Dearest readers,
On the NPR podcast, Hidden Brain, there is a recent episode about male relationships, solitude, and sensitivity. The show focuses on how our culture intentionally attempts to erase all traces of emotional sensitivity from boys and men, and therefore destroys their ability to confide in others, trust their own feelings, be vulnerable, and share intimacy with others.
“This week on Hidden Brain, we look at what happens when half the population gets the message that needing others is a sign of weakness and that being vulnerable is unmanly.”
When we deny boys and men their feminine aspect, their innate sensitivity, in doing so we do our entire society and even the entire planet a disservice. We create loneliness, anger, frustration, even rage. Human beings – all of us – need some strength and solitude as much as we need companionship, trust, and the ability to express when we are feeling vulnerable and need comfort, assistance, and intimacy.
The interviews with young teenage boys on the show are revealing and compelling.

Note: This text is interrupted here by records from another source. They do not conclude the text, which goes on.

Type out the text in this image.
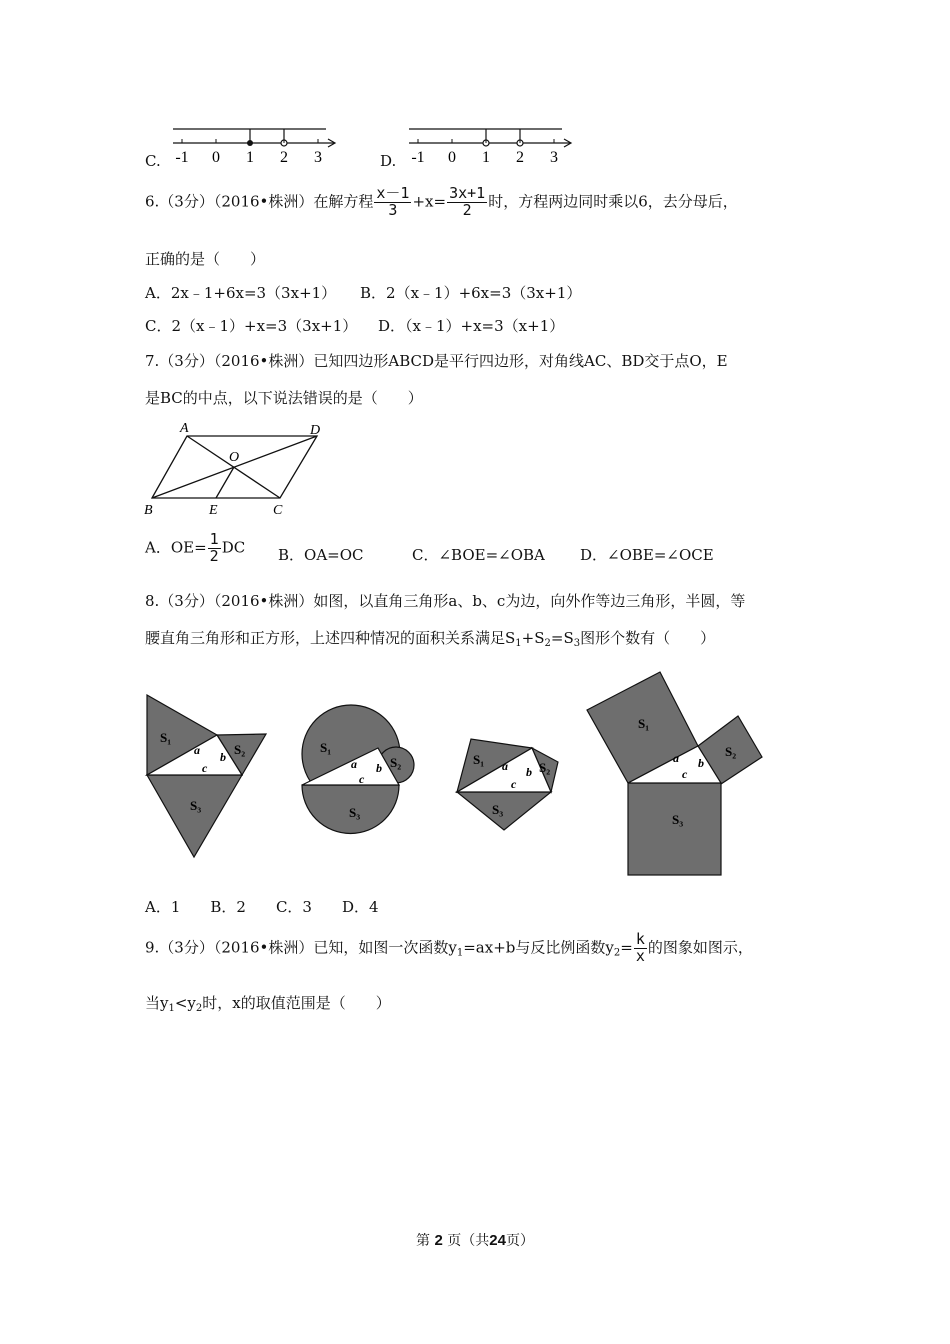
C. -1 0 1 2 3	D. -1 0 1 2 3
6.（3分）（2016•株洲）在解方程 $\frac{x-1}{3} +x= \frac{3x+1}{2}$ 时，方程两边同时乘以6，去分母后，
正确的是（　　）
A．2x﹣1+6x=3（3x+1） B．2（x﹣1）+6x=3（3x+1）
C．2（x﹣1）+x=3（3x+1） D．（x﹣1）+x=3（x+1）
7.（3分）（2016•株洲）已知四边形ABCD是平行四边形，对角线AC、BD交于点O，E
是BC的中点，以下说法错误的是（　　）
A	D
O
B	E	C
A．$OE= \frac{1}{2}$ DC B．OA=OC	C．∠BOE=∠OBA D．∠OBE=∠OCE
8.（3分）（2016•株洲）如图，以直角三角形a、b、c为边，向外作等边三角形，半圆，等
腰直角三角形和正方形，上述四种情况的面积关系满足$S_1+S_2=S_3$图形个数有（　　）
S₁
S₂
S₃
a b
c
S₁
S₂
S₃
a b
c
S₁
S₂
S₃
a b
c
S₁
S₂
S₃
a b
c
A．1　　B．2　　C．3　　D．4
9.（3分）（2016•株洲）已知，如图一次函数$y_1=ax+b$与反比例函数$y_2= \frac{k}{x}$ 的图象如图示，
当$y_1<y_2$时，x的取值范围是（　　）
第 2 页（共24页）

Several of the boys explain that the only sanctioned space where they are allowed to be openly emotional is in a boyfriend-girlfriend type relationship. And that these types of relationships seem to require that they spend all of their free time with a single person. When the relationship doesn’t work out, the boy or man has lost touch with his own male friends and is isolated and made fragile.
All human beings are sensitive. Some of us more than others. It is time to celebrate and to cultivate our sensitivity. Often when boys or men are openly expressive with their emotions, their families or friends are afraid that they might be gay or “accuse” them of being gay. Why should only gay men be allowed to express their feelings? And why should both gay and straight boys and men be condemned for being sensitive? Why is it an epithet to be gay? Gay or straight, and no matter what our gender identity may be, we all should have the right to express our feelings and our uniqueness. Constant judgment promoted by social media and the cultural mindset are so damaging and set the stage for violence against self and others.

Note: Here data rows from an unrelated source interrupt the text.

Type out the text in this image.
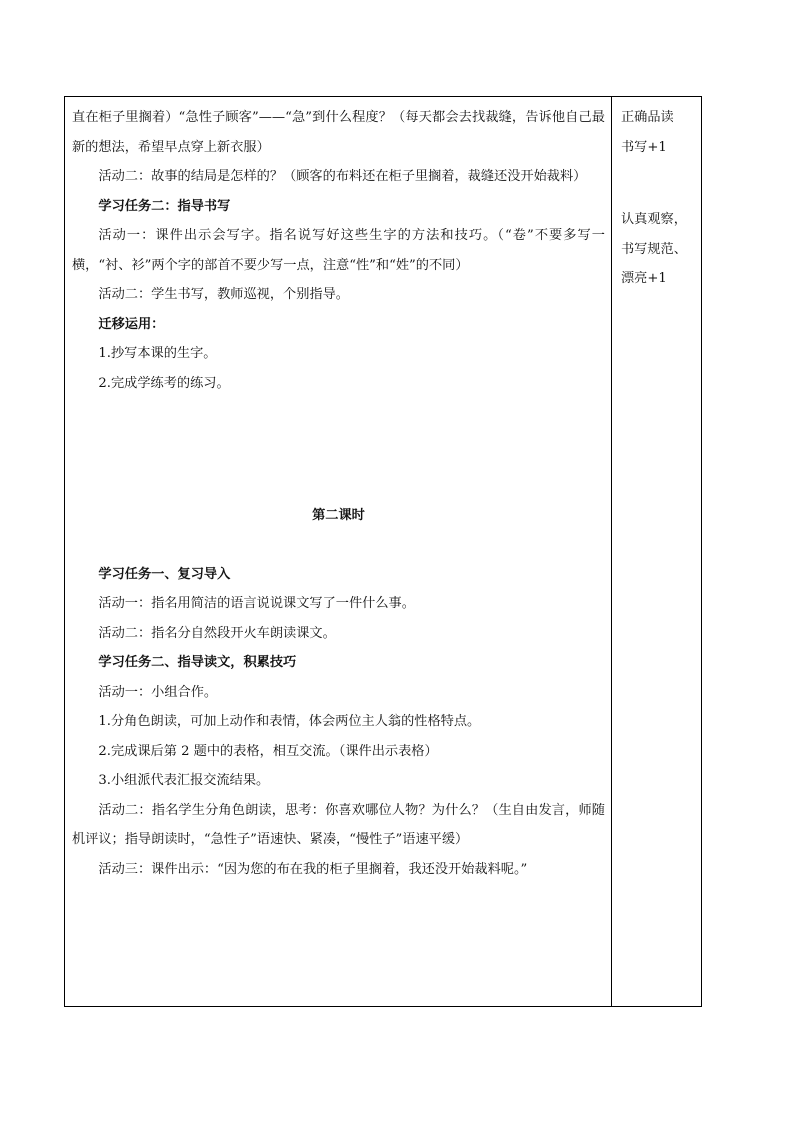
直在柜子里搁着）“急性子顾客”——“急”到什么程度？（每天都会去找裁缝，告诉他自己最新的想法，希望早点穿上新衣服）

活动二：故事的结局是怎样的？（顾客的布料还在柜子里搁着，裁缝还没开始裁料）

学习任务二：指导书写

活动一：课件出示会写字。指名说写好这些生字的方法和技巧。（“卷”不要多写一横，“衬、衫”两个字的部首不要少写一点，注意“性”和“姓”的不同）

活动二：学生书写，教师巡视，个别指导。

迁移运用：

1.抄写本课的生字。

2.完成学练考的练习。

第二课时

学习任务一、复习导入

活动一：指名用简洁的语言说说课文写了一件什么事。

活动二：指名分自然段开火车朗读课文。

学习任务二、指导读文，积累技巧

活动一：小组合作。

1.分角色朗读，可加上动作和表情，体会两位主人翁的性格特点。

2.完成课后第 2 题中的表格，相互交流。（课件出示表格）

3.小组派代表汇报交流结果。

活动二：指名学生分角色朗读，思考：你喜欢哪位人物？为什么？（生自由发言，师随机评议；指导朗读时，“急性子”语速快、紧凑，“慢性子”语速平缓）

活动三：课件出示：“因为您的布在我的柜子里搁着，我还没开始裁料呢。”

正确品读

书写+1

认真观察，

书写规范、

漂亮+1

The podcast also reveals that suicide rates and statistics among men have shifted. At one time, men over 65 were more likely to commit suicide. Now middle-aged men have sadly taken their place. When a marriage ends today, a man is more often than not completely isolated. Work and a solid group of male friends once provided men with a vital sense of identity, importance, and belonging, and and retirement then proved the crucial time of transition with this removal of status. Today, when a spouse leaves or passes away, or a marriage ends, the surviving male partner is often left completely alone, with no one who knows him, understands him. With no one he can trust or in whom he can confide.
The contemporary career is less stable than it once was. It is harder to provide for self and family and to even survive than even decades ago. People work longer hours and make less money. The pace of life seems to preclude slowing down and just enjoying the company of others. Social media, social isolation and the breakdown of friendships and face to face contact with other human beings are reducing us to shadows of our potential selves.
How can we celebrate our sensitivity as human beings in contemporary society? We can honor our own sensitivity even in solitude. I believe that expressing self through all art forms, respecting and developing your own creativity, being in contact with animals and nature, and cultivating the feminine (by day dreaming, playing, relaxing, sharing, expressing affection and emotion) are key to bringing back balance, harmony, and happiness to our individual and collective human experiences. We all need real friends. And we all need real free time. Less time fulfilling duties, and more time to dream, to walk in nature. To sit at the kitchen table or at a cafe, talking to friends.
When we are face to face with another human being, and when we feel we are not being judged, a load comes off our shoulders. There is a long road ahead to rebuilding trust between human beings, because we have all been conditioned to forced separation from self and others so that we can be more easily controlled by a mindless system designed to exploit us and shorten our lifespan. We, as human beings, must take back our lives and demand the right to live, love, and be loved.